A "significant" opera missing in my collection, perhaps deliberately so far, is Beethoven's _Leonare_ or _Fidelio_, opus 72.

I'm thinking of buying John Eliot Gardiner's version, played by the _Orchestre Révolutionnaire et Romantique_ (on period instruments) with various soloists. While I'm generally a HIP fan and given that this is perhaps the only HIP version around, I'm open to any suggestions by any performance practice.

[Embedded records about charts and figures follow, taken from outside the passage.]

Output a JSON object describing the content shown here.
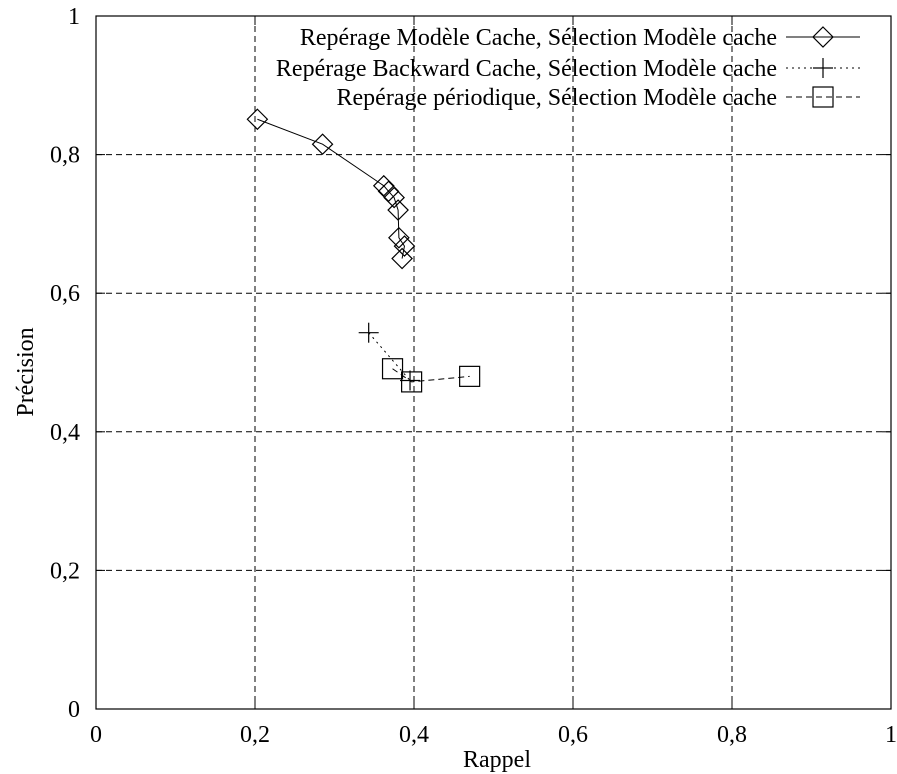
{
  "chart_data": {
    "type": "scatter",
    "title": "",
    "xlabel": "Rappel",
    "ylabel": "Précision",
    "xlim": [
      0,
      1
    ],
    "ylim": [
      0,
      1
    ],
    "grid": true,
    "legend_position": "top-right",
    "x_ticks": [
      "0",
      "0,2",
      "0,4",
      "0,6",
      "0,8",
      "1"
    ],
    "y_ticks": [
      "0",
      "0,2",
      "0,4",
      "0,6",
      "0,8",
      "1"
    ],
    "series": [
      {
        "name": "Repérage Modèle Cache, Sélection Modèle cache",
        "line": "solid",
        "marker": "diamond",
        "points": [
          [
            0.203,
            0.851
          ],
          [
            0.285,
            0.815
          ],
          [
            0.362,
            0.755
          ],
          [
            0.368,
            0.747
          ],
          [
            0.375,
            0.738
          ],
          [
            0.38,
            0.72
          ],
          [
            0.381,
            0.68
          ],
          [
            0.388,
            0.668
          ],
          [
            0.385,
            0.65
          ]
        ]
      },
      {
        "name": "Repérage Backward Cache, Sélection Modèle cache",
        "line": "dotted",
        "marker": "plus",
        "points": [
          [
            0.343,
            0.543
          ],
          [
            0.395,
            0.474
          ]
        ]
      },
      {
        "name": "Repérage périodique, Sélection Modèle cache",
        "line": "dashed",
        "marker": "square",
        "points": [
          [
            0.373,
            0.491
          ],
          [
            0.397,
            0.472
          ],
          [
            0.47,
            0.48
          ]
        ]
      }
    ]
  }
}
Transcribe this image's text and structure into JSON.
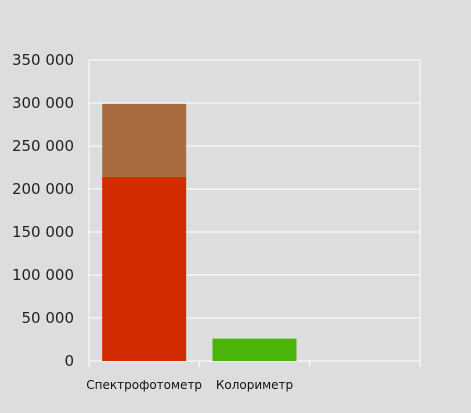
{
  "chart_data": {
    "type": "bar",
    "stacked": true,
    "categories": [
      "Спектрофотометр",
      "Колориметр",
      ""
    ],
    "series": [
      {
        "color": "#d32b00",
        "values": [
          214000,
          0,
          0
        ]
      },
      {
        "color": "#ab6b40",
        "values": [
          85000,
          0,
          0
        ]
      },
      {
        "color": "#4ab40a",
        "values": [
          0,
          26000,
          0
        ]
      }
    ],
    "ylim": [
      0,
      350000
    ],
    "yticks": [
      0,
      50000,
      100000,
      150000,
      200000,
      250000,
      300000,
      350000
    ],
    "ytick_labels": [
      "0",
      "50 000",
      "100 000",
      "150 000",
      "200 000",
      "250 000",
      "300 000",
      "350 000"
    ],
    "grid": true,
    "legend": "none",
    "title": "",
    "xlabel": "",
    "ylabel": ""
  },
  "colors": {
    "background": "#dcddde",
    "gridline": "#ffffff"
  }
}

So, which one do you recommend?


----------



## scytheavatar (Aug 27, 2009)

I haven't heard a lot of Fidelio recordings (I am not a big fan of it) but Mackerras also have released a period Fidelio if I am not wrong. I am not sure if Harnoncourt's one is period. But the best Fidelio I have heard and the one most people recommend is still Klemperer's, which I recommend as your first Fidelio.


----------



## superhorn (Mar 23, 2010)

The Mackerras and Harnoncourt recordings with modern instruments with I believe some HIP additions such as natural trumpets etc. They are not %100 HIP but make use of strong HIP influence.
I haven't heard the Gardiner Leonore but remember the excellent Blomstedt/Dresden recording of it from LP days. It may still be available. There's also a modern instrument recording conducted by Michel Soustrot with,appropriately, the Bonn Beethovenhalle orchestra ,recorded in the city where Beethoven was born, but I haven't heard this,either.


----------



## Guest (Mar 25, 2010)

Klemperer on EMI.


----------



## SixFootScowl (Oct 17, 2011)

My favorite is Bernstein 1978 with Gundula Janowitz as Fidelio. I have both the DVD and the CD.


----------